I have ten dollars and change in a jar.
Actually, it’s probably almost fifteen dollars in my jar. It’s sitting on the bureau by my bed.
You may be wondering why it’s not sitting in a bank account somewhere. It’s the first little bit of money that I’ve gotten together to pursue this ambition of going to Angela’s wedding. And somehow, having it there, seeing it, and seeing how far I will have to go to accomplish this is somehow giving me a focus to pursue this crazy notion I’ve had.
Obviously, financial hurdles are one of the biggest ones that I’m facing and given that my start is absolutely paltry, I have a very long way to go to be able to jump this one.
In an odd coincidence, it seems that a couple of blog postings about “manifesting” things into reality have been popping up on my radar lately, in my Word Press reader and on Twitter. I’m still not inclined to buy in to such things though. God, the Universe and I, we’re not on speaking terms and I’m not expecting a change in that status anytime soon.
But thinking about manifesting and about hope and the power of the human mind has been giving me some new thoughts about where I may be going next. It helps that my online community has been giving me some good ideas and pointing out some interesting connections to me, that’s turned out to be an amazing resource.
While I don’t believe we can ‘manifest’ anything by asking the Universe to provide it I do think that an ability to clearly state and visualize goals is absolutely essential. Since I started contemplating this crazy idea of mine a couple of days ago, many possibilities have already begun to generate. It’s taken some effort to find them, but they are there.
Believing something is possible is the first step towards actually accomplishing it. It’s not the most critical step, I refuse to accept that people fail at the things they set out in life simply because they lack faith in their ability to achieve them. The world all too often intervenes with large monkey wrenches that disrupt our plans and goals. This can only be compensated for up to a certain point.
Belief never guarantees success. It’s just the beginning of a plan.
And yet, I have my belief and my ten dollars in a jar and it seems like things are beginning to happen. It’s all so tentative and I wouldn’t dare yet return the RSVP card with a positive ‘yes I can attend’ based on this.
Yet something does indeed seem to be happening.

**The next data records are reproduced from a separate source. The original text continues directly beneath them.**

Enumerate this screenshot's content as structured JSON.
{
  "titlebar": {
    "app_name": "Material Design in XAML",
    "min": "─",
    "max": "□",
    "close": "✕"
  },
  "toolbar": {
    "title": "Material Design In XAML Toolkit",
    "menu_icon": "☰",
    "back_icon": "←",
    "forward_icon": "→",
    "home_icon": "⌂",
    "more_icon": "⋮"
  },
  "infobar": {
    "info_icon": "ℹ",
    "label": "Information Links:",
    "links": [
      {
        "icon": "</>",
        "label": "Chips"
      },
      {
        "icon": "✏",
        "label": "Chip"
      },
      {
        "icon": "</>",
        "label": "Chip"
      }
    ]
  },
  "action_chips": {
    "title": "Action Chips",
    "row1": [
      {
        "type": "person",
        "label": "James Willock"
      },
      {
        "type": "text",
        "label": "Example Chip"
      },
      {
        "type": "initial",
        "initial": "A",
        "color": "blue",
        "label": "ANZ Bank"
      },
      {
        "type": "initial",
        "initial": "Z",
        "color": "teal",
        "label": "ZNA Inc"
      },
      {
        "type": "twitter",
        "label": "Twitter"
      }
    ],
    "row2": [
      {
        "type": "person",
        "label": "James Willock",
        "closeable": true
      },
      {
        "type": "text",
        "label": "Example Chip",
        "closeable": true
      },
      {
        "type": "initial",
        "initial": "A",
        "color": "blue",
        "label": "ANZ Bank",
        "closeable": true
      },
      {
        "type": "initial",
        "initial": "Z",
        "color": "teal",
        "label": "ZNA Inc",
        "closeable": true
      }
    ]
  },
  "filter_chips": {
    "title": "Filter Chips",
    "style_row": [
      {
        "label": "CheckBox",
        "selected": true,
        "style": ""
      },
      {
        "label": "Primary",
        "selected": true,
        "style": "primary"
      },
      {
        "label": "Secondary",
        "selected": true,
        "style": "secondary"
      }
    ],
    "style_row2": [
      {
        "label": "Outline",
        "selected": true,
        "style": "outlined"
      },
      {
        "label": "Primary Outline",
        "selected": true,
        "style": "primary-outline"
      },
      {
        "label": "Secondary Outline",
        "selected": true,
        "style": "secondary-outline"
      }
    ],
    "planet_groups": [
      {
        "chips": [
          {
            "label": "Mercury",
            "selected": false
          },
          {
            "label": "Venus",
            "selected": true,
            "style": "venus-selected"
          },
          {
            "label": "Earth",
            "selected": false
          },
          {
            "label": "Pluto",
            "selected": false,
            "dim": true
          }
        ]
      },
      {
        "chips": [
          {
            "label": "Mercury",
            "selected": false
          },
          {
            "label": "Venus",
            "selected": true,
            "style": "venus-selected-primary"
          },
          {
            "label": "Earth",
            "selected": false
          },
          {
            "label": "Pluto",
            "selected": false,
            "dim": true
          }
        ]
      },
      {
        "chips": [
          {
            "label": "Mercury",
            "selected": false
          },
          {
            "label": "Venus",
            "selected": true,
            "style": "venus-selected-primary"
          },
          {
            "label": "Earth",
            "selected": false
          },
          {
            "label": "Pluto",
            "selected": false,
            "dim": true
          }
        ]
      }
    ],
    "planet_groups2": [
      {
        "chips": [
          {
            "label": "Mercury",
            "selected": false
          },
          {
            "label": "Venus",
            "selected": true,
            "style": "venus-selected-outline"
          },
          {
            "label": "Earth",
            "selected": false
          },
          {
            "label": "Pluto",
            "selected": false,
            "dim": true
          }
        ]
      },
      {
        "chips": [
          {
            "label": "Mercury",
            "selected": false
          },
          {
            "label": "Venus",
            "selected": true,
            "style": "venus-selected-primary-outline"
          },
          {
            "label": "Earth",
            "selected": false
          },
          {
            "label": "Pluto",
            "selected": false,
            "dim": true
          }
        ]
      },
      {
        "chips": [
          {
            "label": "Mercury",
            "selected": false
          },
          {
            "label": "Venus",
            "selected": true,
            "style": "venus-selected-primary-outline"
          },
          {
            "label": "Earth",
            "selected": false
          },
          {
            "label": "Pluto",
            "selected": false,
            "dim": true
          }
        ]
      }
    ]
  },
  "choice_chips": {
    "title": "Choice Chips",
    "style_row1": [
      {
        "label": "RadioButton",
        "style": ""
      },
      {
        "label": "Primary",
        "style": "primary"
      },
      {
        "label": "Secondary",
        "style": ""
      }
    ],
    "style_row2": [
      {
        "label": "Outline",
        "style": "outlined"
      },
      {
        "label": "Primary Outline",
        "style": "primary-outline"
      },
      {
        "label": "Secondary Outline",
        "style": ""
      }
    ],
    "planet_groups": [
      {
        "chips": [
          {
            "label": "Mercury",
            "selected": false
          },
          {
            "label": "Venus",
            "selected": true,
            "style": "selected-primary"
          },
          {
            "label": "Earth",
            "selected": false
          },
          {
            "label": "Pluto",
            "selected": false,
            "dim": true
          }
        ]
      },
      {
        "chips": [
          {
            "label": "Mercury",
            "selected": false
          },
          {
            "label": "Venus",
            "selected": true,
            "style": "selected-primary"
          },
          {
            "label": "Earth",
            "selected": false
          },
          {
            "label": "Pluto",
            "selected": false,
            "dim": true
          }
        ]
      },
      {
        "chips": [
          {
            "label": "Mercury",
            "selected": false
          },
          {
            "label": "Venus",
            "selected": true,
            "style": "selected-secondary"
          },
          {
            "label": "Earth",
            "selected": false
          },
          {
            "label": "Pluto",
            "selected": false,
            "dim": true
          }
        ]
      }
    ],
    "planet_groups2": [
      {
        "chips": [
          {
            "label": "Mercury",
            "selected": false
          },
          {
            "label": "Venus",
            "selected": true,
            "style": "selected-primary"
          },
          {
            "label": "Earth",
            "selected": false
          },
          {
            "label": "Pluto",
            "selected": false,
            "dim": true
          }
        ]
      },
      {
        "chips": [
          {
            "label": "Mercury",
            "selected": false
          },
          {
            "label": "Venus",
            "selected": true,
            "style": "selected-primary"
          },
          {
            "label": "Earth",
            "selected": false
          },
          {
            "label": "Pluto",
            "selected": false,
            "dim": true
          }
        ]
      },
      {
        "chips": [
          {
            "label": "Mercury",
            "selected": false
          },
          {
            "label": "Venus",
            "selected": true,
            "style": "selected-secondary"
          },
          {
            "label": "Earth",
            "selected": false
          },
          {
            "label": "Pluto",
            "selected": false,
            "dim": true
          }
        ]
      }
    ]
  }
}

That’s because I have made the choice to try to make something happen. I don’t know if I can do it, if I can succeed, if any of these ‘ifs’ can be surmounted but I feel like I have some kind of power over my life again. That I have that power because I have chosen a goal and begun the process of pursuing it.
It’s a strange feeling after all of this drifting. But a good one.
One way or the other I am starting to look forward to finding out what happens next. And that may be the greatest gift that I get out of this whole endeavour.